Only slightly less famous is the following quote: “A writer who edits their own book has a fool for a client.”
The biggest reason is you are simply too close to your own book to be able to review, proof and edit it with an unbiased eye. Heck, you may be a good editor and able to offer your services to other writers for other books, but not for you and not for your books. Don’t misunderstand — you should edit your own book, all along the way as you write it and again when it’s done. You can do that over and over. But when you think the book is done and ready to go to print, that’s when you bring in the outside set of eyes.
It’s not just spelling and grammar errors that an editor can catch. They might find inconsistencies (dates, names, locations, etc.), story holes (it worked in your head, but didn’t transfer to the page), and phrases and sentences that make so much sense to you, but not to someone who isn’t in your head.

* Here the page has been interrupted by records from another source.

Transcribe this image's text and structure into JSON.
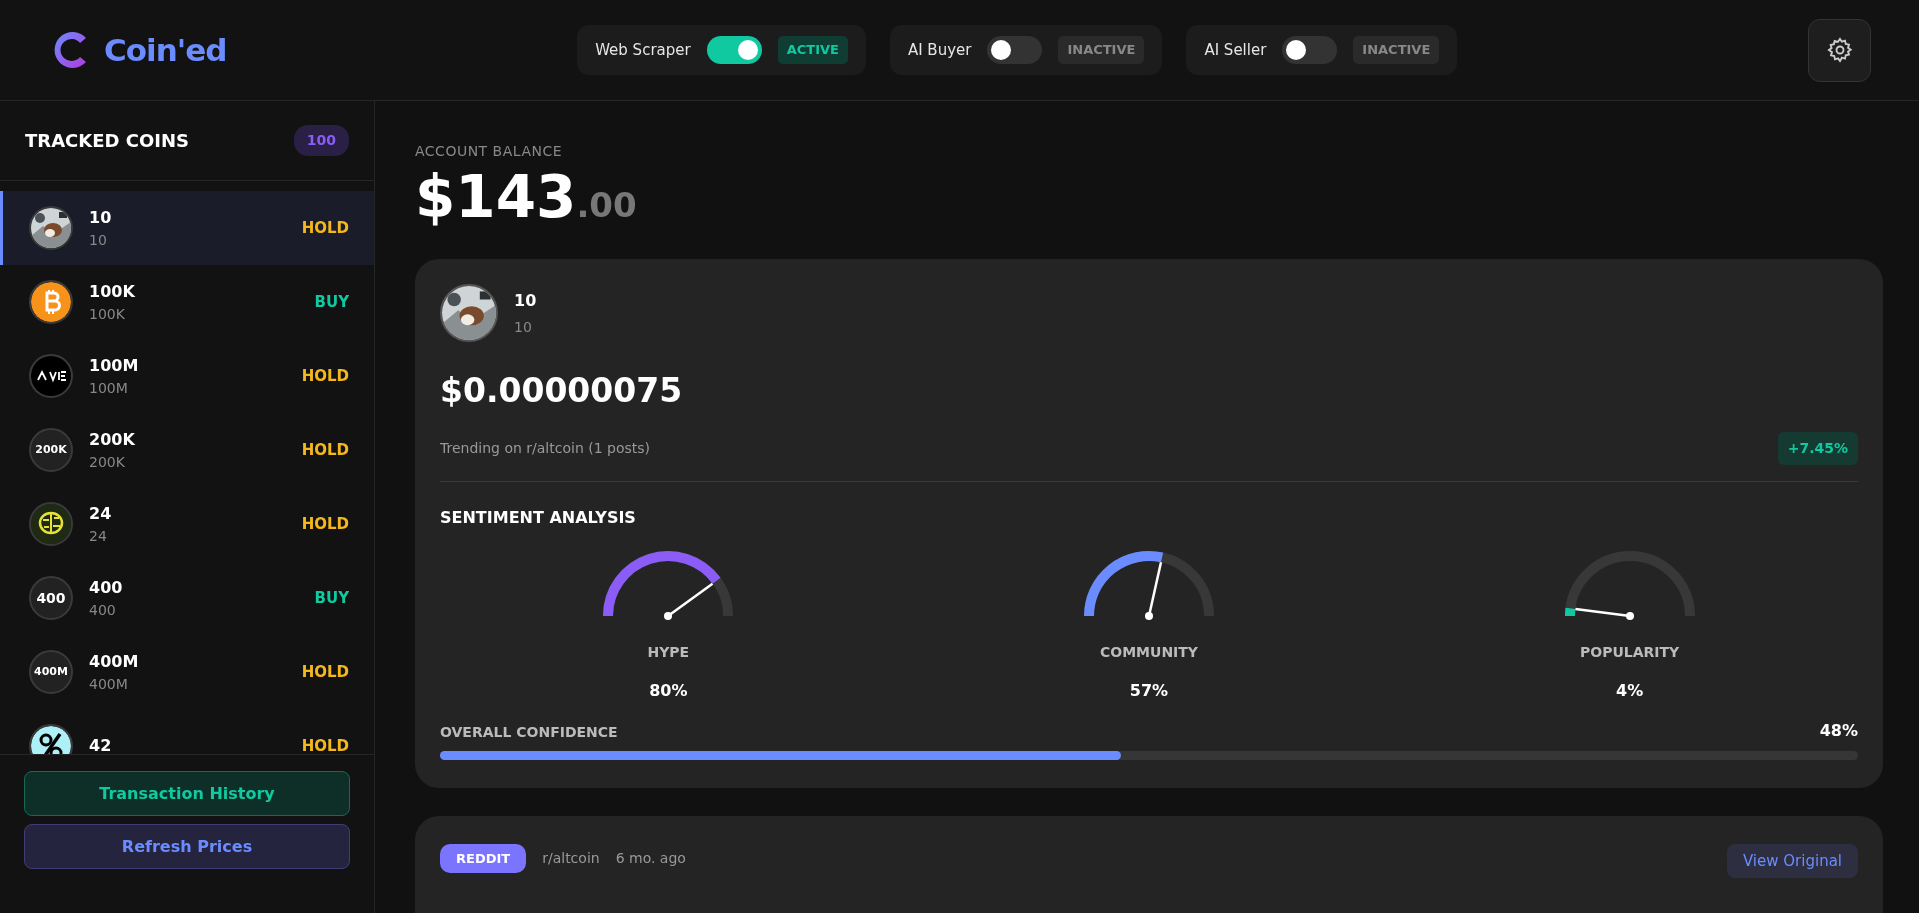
{
  "brand": {
    "name": "Coin'ed"
  },
  "toggles": [
    {
      "label": "Web Scraper",
      "on": true,
      "status": "ACTIVE"
    },
    {
      "label": "AI Buyer",
      "on": false,
      "status": "INACTIVE"
    },
    {
      "label": "AI Seller",
      "on": false,
      "status": "INACTIVE"
    }
  ],
  "sidebar": {
    "title": "TRACKED COINS",
    "count": "100",
    "items": [
      {
        "name": "10",
        "symbol": "10",
        "signal": "HOLD",
        "selected": true,
        "kind": "picture"
      },
      {
        "name": "100K",
        "symbol": "100K",
        "signal": "BUY",
        "selected": false,
        "kind": "bitcoin"
      },
      {
        "name": "100M",
        "symbol": "100M",
        "signal": "HOLD",
        "selected": false,
        "kind": "logo"
      },
      {
        "name": "200K",
        "symbol": "200K",
        "signal": "HOLD",
        "selected": false,
        "kind": "text",
        "avatar_text": "200K"
      },
      {
        "name": "24",
        "symbol": "24",
        "signal": "HOLD",
        "selected": false,
        "kind": "brain"
      },
      {
        "name": "400",
        "symbol": "400",
        "signal": "BUY",
        "selected": false,
        "kind": "text",
        "avatar_text": "400"
      },
      {
        "name": "400M",
        "symbol": "400M",
        "signal": "HOLD",
        "selected": false,
        "kind": "text",
        "avatar_text": "400M"
      },
      {
        "name": "42",
        "signal": "HOLD",
        "selected": false,
        "kind": "percent"
      }
    ],
    "buttons": [
      {
        "label": "Transaction History",
        "kind": "green"
      },
      {
        "label": "Refresh Prices",
        "kind": "blue"
      }
    ]
  },
  "balance": {
    "label": "ACCOUNT BALANCE",
    "whole": "$143",
    "cents": ".00"
  },
  "coin_card": {
    "name": "10",
    "symbol": "10",
    "price": "$0.00000075",
    "trending": "Trending on r/altcoin (1 posts)",
    "change": "+7.45%",
    "sentiment_title": "SENTIMENT ANALYSIS",
    "gauges": [
      {
        "label": "HYPE",
        "value": "80%",
        "level": 0.8,
        "color": "#8b5cf6"
      },
      {
        "label": "COMMUNITY",
        "value": "57%",
        "level": 0.57,
        "color": "#6b8cff"
      },
      {
        "label": "POPULARITY",
        "value": "4%",
        "level": 0.04,
        "color": "#10c9a0"
      }
    ],
    "confidence": {
      "label": "OVERALL CONFIDENCE",
      "value": "48%",
      "level": 0.48
    }
  },
  "post_card": {
    "source": "REDDIT",
    "subreddit": "r/altcoin",
    "time": "6 mo. ago",
    "link": "View Original"
  }
}
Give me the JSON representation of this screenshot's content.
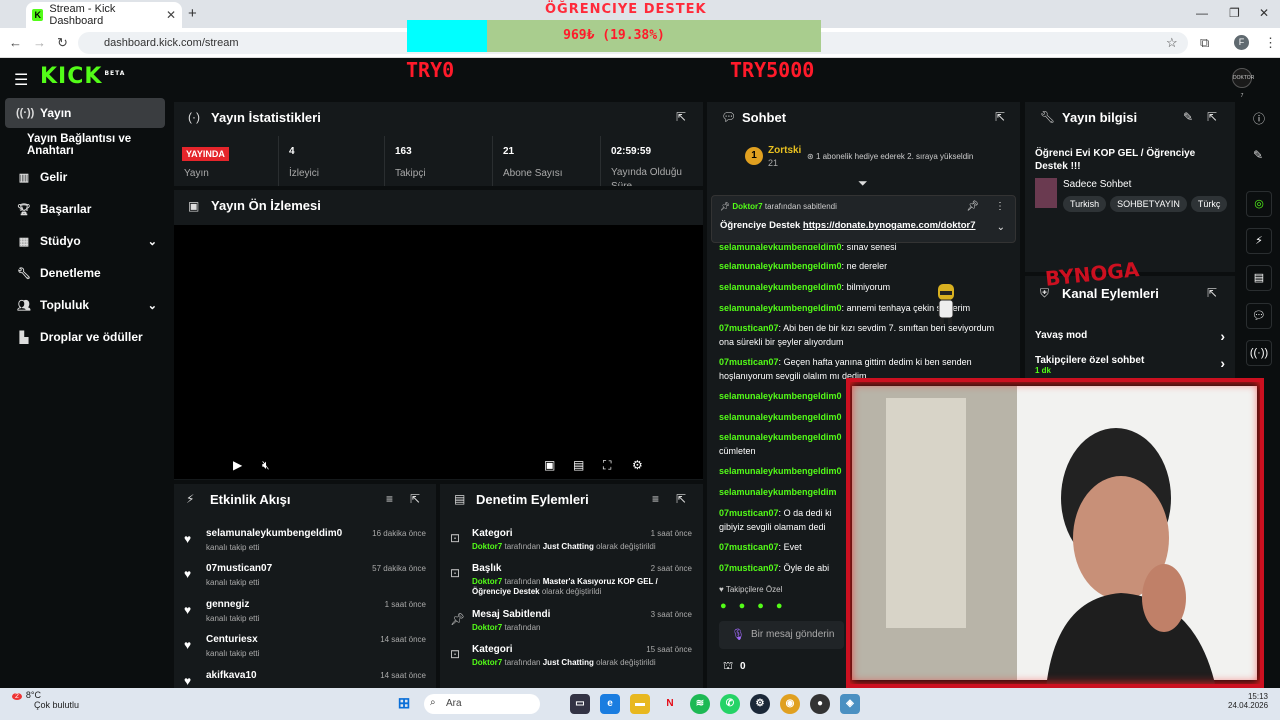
{
  "browser": {
    "tab_title": "Stream - Kick Dashboard",
    "url": "dashboard.kick.com/stream",
    "profile_initial": "F"
  },
  "overlay": {
    "goal_title": "ÖĞRENCIYE DESTEK",
    "goal_value": "969₺ (19.38%)",
    "goal_progress": 0.1938,
    "left_label": "TRY0",
    "right_label": "TRY5000",
    "sponsor": "BYNOGA"
  },
  "header": {
    "logo": "KICK",
    "beta": "BETA",
    "profile_text": "DOKTOR 7"
  },
  "sidebar": {
    "items": [
      {
        "label": "Yayın",
        "icon": "broadcast-icon"
      },
      {
        "label": "Yayın Bağlantısı ve Anahtarı",
        "icon": ""
      },
      {
        "label": "Gelir",
        "icon": "bar-chart-icon"
      },
      {
        "label": "Başarılar",
        "icon": "trophy-icon"
      },
      {
        "label": "Stüdyo",
        "icon": "studio-icon"
      },
      {
        "label": "Denetleme",
        "icon": "wrench-icon"
      },
      {
        "label": "Topluluk",
        "icon": "community-icon"
      },
      {
        "label": "Droplar ve ödüller",
        "icon": "drops-icon"
      }
    ]
  },
  "stats": {
    "title": "Yayın İstatistikleri",
    "live_badge": "YAYINDA",
    "items": [
      {
        "value": "",
        "label": "Yayın"
      },
      {
        "value": "4",
        "label": "İzleyici"
      },
      {
        "value": "163",
        "label": "Takipçi"
      },
      {
        "value": "21",
        "label": "Abone Sayısı"
      },
      {
        "value": "02:59:59",
        "label": "Yayında Olduğu Süre"
      }
    ]
  },
  "preview": {
    "title": "Yayın Ön İzlemesi"
  },
  "activity": {
    "title": "Etkinlik Akışı",
    "rows": [
      {
        "name": "selamunaleykumbengeldim0",
        "sub": "kanalı takip etti",
        "time": "16 dakika önce"
      },
      {
        "name": "07mustican07",
        "sub": "kanalı takip etti",
        "time": "57 dakika önce"
      },
      {
        "name": "gennegiz",
        "sub": "kanalı takip etti",
        "time": "1 saat önce"
      },
      {
        "name": "Centuriesx",
        "sub": "kanalı takip etti",
        "time": "14 saat önce"
      },
      {
        "name": "akifkava10",
        "sub": "",
        "time": "14 saat önce"
      }
    ]
  },
  "moderation": {
    "title": "Denetim Eylemleri",
    "rows": [
      {
        "name": "Kategori",
        "time": "1 saat önce",
        "user": "Doktor7",
        "pre": "tarafından",
        "obj": "Just Chatting",
        "post": "olarak değiştirildi"
      },
      {
        "name": "Başlık",
        "time": "2 saat önce",
        "user": "Doktor7",
        "pre": "tarafından",
        "obj": "Master'a Kasıyoruz KOP GEL / Öğrenciye Destek",
        "post": "olarak değiştirildi"
      },
      {
        "name": "Mesaj Sabitlendi",
        "time": "3 saat önce",
        "user": "Doktor7",
        "pre": "tarafından",
        "obj": "",
        "post": ""
      },
      {
        "name": "Kategori",
        "time": "15 saat önce",
        "user": "Doktor7",
        "pre": "tarafından",
        "obj": "Just Chatting",
        "post": "olarak değiştirildi"
      }
    ]
  },
  "chat": {
    "title": "Sohbet",
    "top_gifter": {
      "rank": "1",
      "name": "Zortski",
      "count": "21",
      "text": "1 abonelik hediye ederek 2. sıraya yükseldin"
    },
    "pinned": {
      "user": "Doktor7",
      "by": "tarafından sabitlendi",
      "text": "Öğrenciye Destek",
      "link": "https://donate.bynogame.com/doktor7"
    },
    "messages": [
      {
        "user": "selamunaleykumbengeldim0",
        "text": "sınav senesi"
      },
      {
        "user": "selamunaleykumbengeldim0",
        "text": "ne dereler"
      },
      {
        "user": "selamunaleykumbengeldim0",
        "text": "bilmiyorum"
      },
      {
        "user": "selamunaleykumbengeldim0",
        "text": "annemi tenhaya çekin söylerim"
      },
      {
        "user": "07mustican07",
        "text": "Abi ben de bir kızı sevdim 7. sınıftan beri seviyordum ona sürekli bir şeyler alıyordum"
      },
      {
        "user": "07mustican07",
        "text": "Geçen hafta yanına gittim dedim ki ben senden hoşlanıyorum sevgili olalım mı dedim"
      },
      {
        "user": "selamunaleykumbengeldim0",
        "text": ""
      },
      {
        "user": "selamunaleykumbengeldim0",
        "text": ""
      },
      {
        "user": "selamunaleykumbengeldim0",
        "text": "cümleten"
      },
      {
        "user": "selamunaleykumbengeldim0",
        "text": ""
      },
      {
        "user": "selamunaleykumbengeldim",
        "text": ""
      },
      {
        "user": "07mustican07",
        "text": "O da dedi ki gibiyiz sevgili olamam dedi"
      },
      {
        "user": "07mustican07",
        "text": "Evet"
      },
      {
        "user": "07mustican07",
        "text": "Öyle de abi"
      }
    ],
    "followers_only": "Takipçilere Özel",
    "input_placeholder": "Bir mesaj gönderin",
    "points": "0"
  },
  "streaminfo": {
    "title": "Yayın bilgisi",
    "stream_title": "Öğrenci Evi KOP GEL / Öğrenciye Destek !!!",
    "category": "Sadece Sohbet",
    "tags": [
      "Turkish",
      "SOHBETYAYIN",
      "Türkç"
    ]
  },
  "channel_actions": {
    "title": "Kanal Eylemleri",
    "items": [
      {
        "label": "Yavaş mod",
        "sub": ""
      },
      {
        "label": "Takipçilere özel sohbet",
        "sub": "1 dk"
      }
    ]
  },
  "taskbar": {
    "temp": "8°C",
    "weather": "Çok bulutlu",
    "search": "Ara",
    "time": "15:13",
    "date": "24.04.2026",
    "notif": "2"
  },
  "colors": {
    "accent": "#53fc18",
    "live": "#e5252b",
    "overlay_red": "#ff1a2a",
    "overlay_fill": "#00ffff"
  }
}
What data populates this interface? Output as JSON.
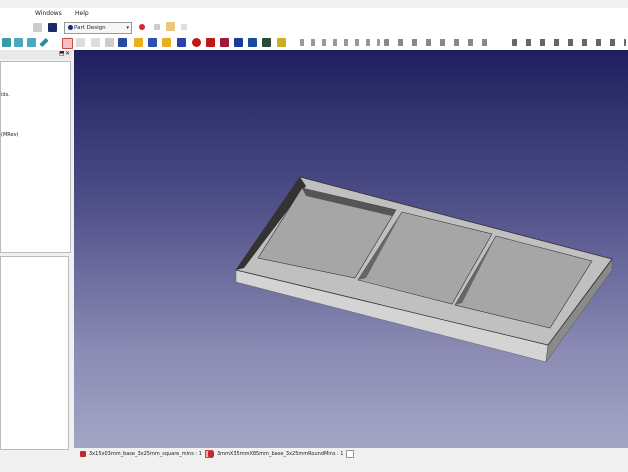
{
  "menu": {
    "windows": "Windows",
    "help": "Help"
  },
  "toolbar": {
    "workbench": "Part Design",
    "workbench_arrow": "▾"
  },
  "left_panel": {
    "close": "✕",
    "float": "⬒",
    "line1": "ids.",
    "line2": "(MRev)"
  },
  "tabs": [
    {
      "label": "3x15x03mm_base_3x25mm_square_mins : 1",
      "active": true
    },
    {
      "label": "3mmX35mmX85mm_base_3x25mmRoundMins : 1",
      "active": false
    }
  ],
  "colors": {
    "viewport_top": "#1f1f5e",
    "viewport_bottom": "#a5a5c6",
    "model": "#a9a9a9"
  }
}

A good editor not only finds mistakes, but can also offer suggestions and ideas that if worked into your book will make it stronger. Don’t be afraid of, or offended by, those suggestions — listen carefully, take your time and see if they would make for a better book. If they would, incorporate them. If they won’t, politely thank the editor and don’t use the suggestions.
Many, if not most, writers (myself included) can far too easily fall in love with their own writing. Maybe an editor will be able to gently suggest that the 500 words you spent describing a sunset is a bit much and that “it was a beautiful sunset” is plenty and keeps the story moving forward.
All that being said, always remember that it is your book and just because an editor makes a change or suggestion, doesn’t mean you are bound to it.
A story from my first book:
A publisher was interested in the book and offered to have the first three chapters professionally edited, their way of showing me how they could make my book better.
I waited anxiously for two weeks (visions of best-seller lists and movie deals swirling through my head) until the chapters came back to me.
They were terrible.
The story changed dramatically, and the editor seemed to think the answer to everything was cursing and sex. Don’t get me wrong, I enjoy cursing and sex as much as (maybe more than) the next writer, but I didn’t want either in my book. I was told it was the only way to sell Western novels these days. I didn’t believe them (thankfully they were wrong), and I passed on the deal.
Ask for the advice. Pay for the advice. But in the end, remember — it’s your book!
I wish you good writing, and if you have a question or something you’d like to share, send me an email at [email protected].
Thank you, enjoy and keep writing!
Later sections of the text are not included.